From Fig. 9, it can be seen that in the [Pt(trpy)(C≡CPh)]⁺ there are three LMOs mostly contributed by the d atomic orbitals of the Pt atom; however, they also partially delocalize to ligand atoms, as vividly shown by the shape of orbital isosurfaces and quantitatively exhibited by the orbital compositions. According to the nodal plane character, these LMOs may also be regarded as π orbitals. We found that when Hirshfeld method is used to compute orbital compositions and default thresholds for identifying π orbitals are employed, only π LMOs in ligands can be recognized, the resulting LOL-π isosurface map is given as Fig. 10a. However, if the condition for determining single-center orbitals is tightened, namely increasing the orbital composition threshold from the default 85% to 90%, then the three LMOs shown in Fig. 9 will also be identified as bonding π orbitals, making the weak π interaction between the ligand atoms and the three d atomic orbitals of the Pt atom detectable in the LOL-π map, as exhibited in Fig. 10c. This instance demonstrates that our π orbital identification method is also applicable when d atomic orbitals are involved as long as proper thresholds are employed.

Fig. 10

Isosurface map of LOL-π of [Pt(trpy)(C≡CPh)]⁺ a Isovalue is set to 0.35, default thresholds for identifying π LMOs are employed. b Isovalue is also set to 0.35, but the orbital composition threshold for determining single-center orbitals is increased from the default 85% to 90%. c The same as (b), but isovalue is lowered to 0.18 to better reveal the π interaction between the ligand atoms and the Pt atom

5 Summary

There have been a large number of valuable analysis methods that may be used for characterizing π electrons, unfortunately in most cases analyzing π electronic structure is inconvenient and even impractical, especially for large or non-planar ones, because it is often quite difficult to quickly and properly select orbitals that specifically describe π electrons. Considering the fact that the localized molecular orbitals (LMOs) have a highly localized feature and identifying type of LMOs is usually much easier than that of MOs, we proposed an algorithm to automatically identify π LMOs; based on which, we designed a standard protocol of performing π electronic structure analysis and implemented it in our wavefunction analysis code Multiwfn. Several application instances fully demonstrated the robustness of the automatic π orbital identification method as well as the value of the analysis protocol. Our method and code make applying popular electronic structure analysis methods such as ELF, LOL, MCBO and Mayer bond order for π electrons of wide variety of chemical systems unprecedentedly convenient.

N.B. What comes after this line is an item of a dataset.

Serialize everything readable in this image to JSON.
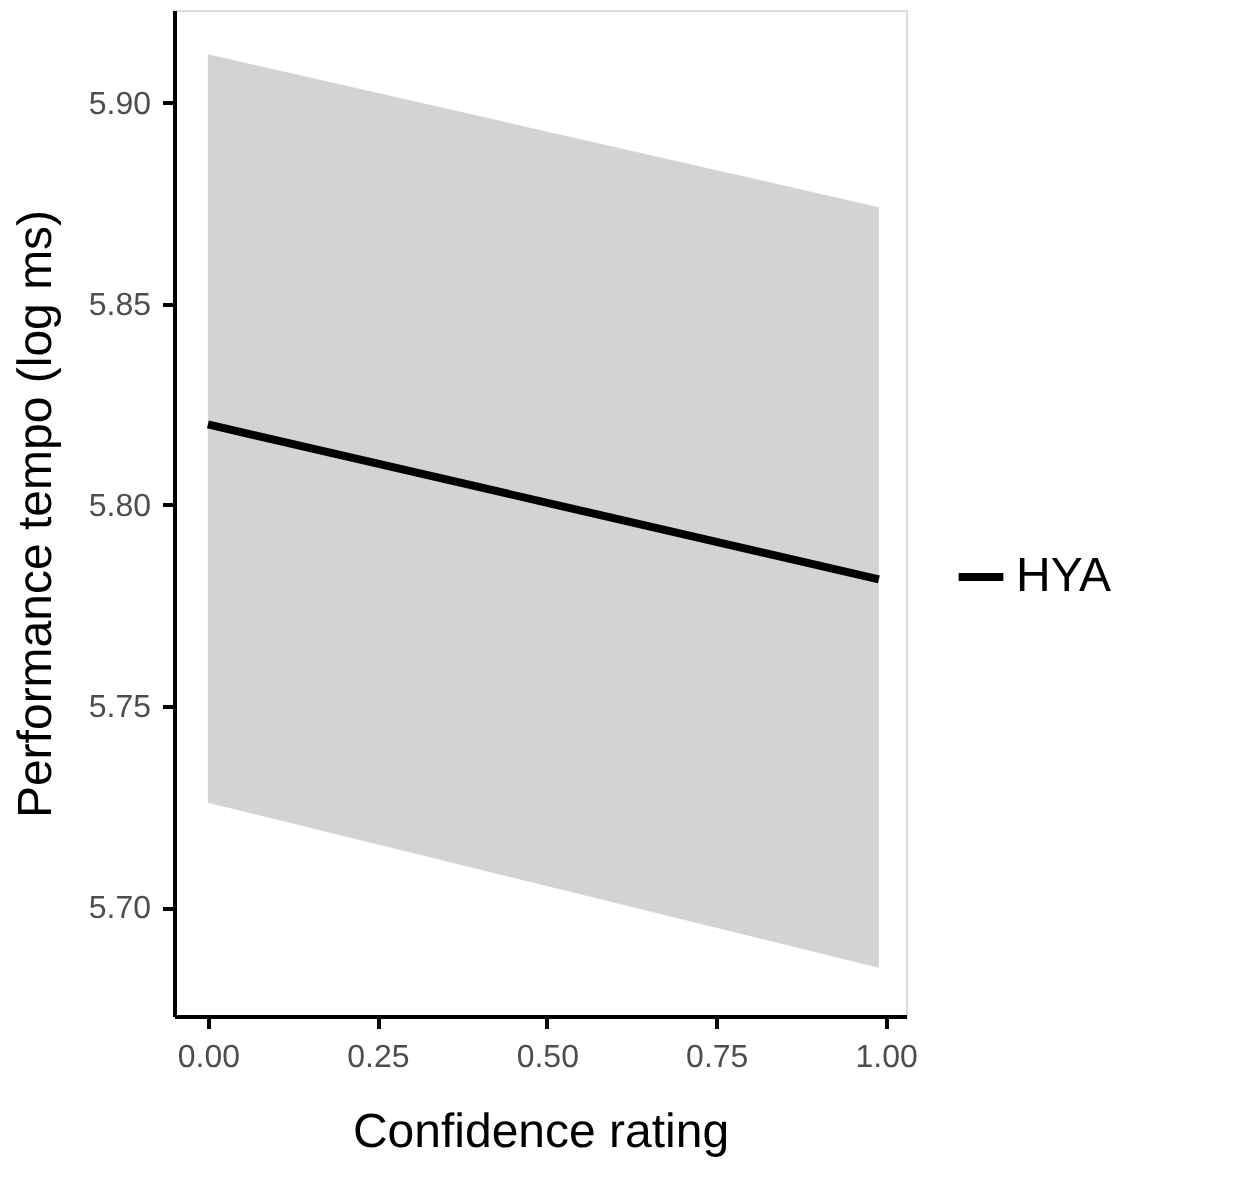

As a byproduct of the π LMOs identification process, we also proposed a scheme of quantitatively evaluating π character for arbitrary kind of orbitals. This quantity could be useful at many aspects in theoretical chemistry studies. For example, π component of natural transition orbitals [47] may be used for quantitatively estimating percentage π–π* and n–π characters in electronic transitions, while π component of MOs may be employed as a criterion for screening active orbitals involved in the complete active space self-consistent field (CASSCF) calculation [45].

Considering the length of the article, operation steps of the π electron analyses in Multiwfn are not explicitly given in the text; however, the users can easily and quickly learn how to use the code to perform these analyses by following the detailed tutorials in the program manual [59]. It is worth to mention that although the default parameters of identifying π orbitals work well for all of our test systems, it is still possible that in rare cases one or more π LMOs cannot be properly recognized, in that case the users are encouraged to slightly adjust the parameters by corresponding options until the result meets expectation.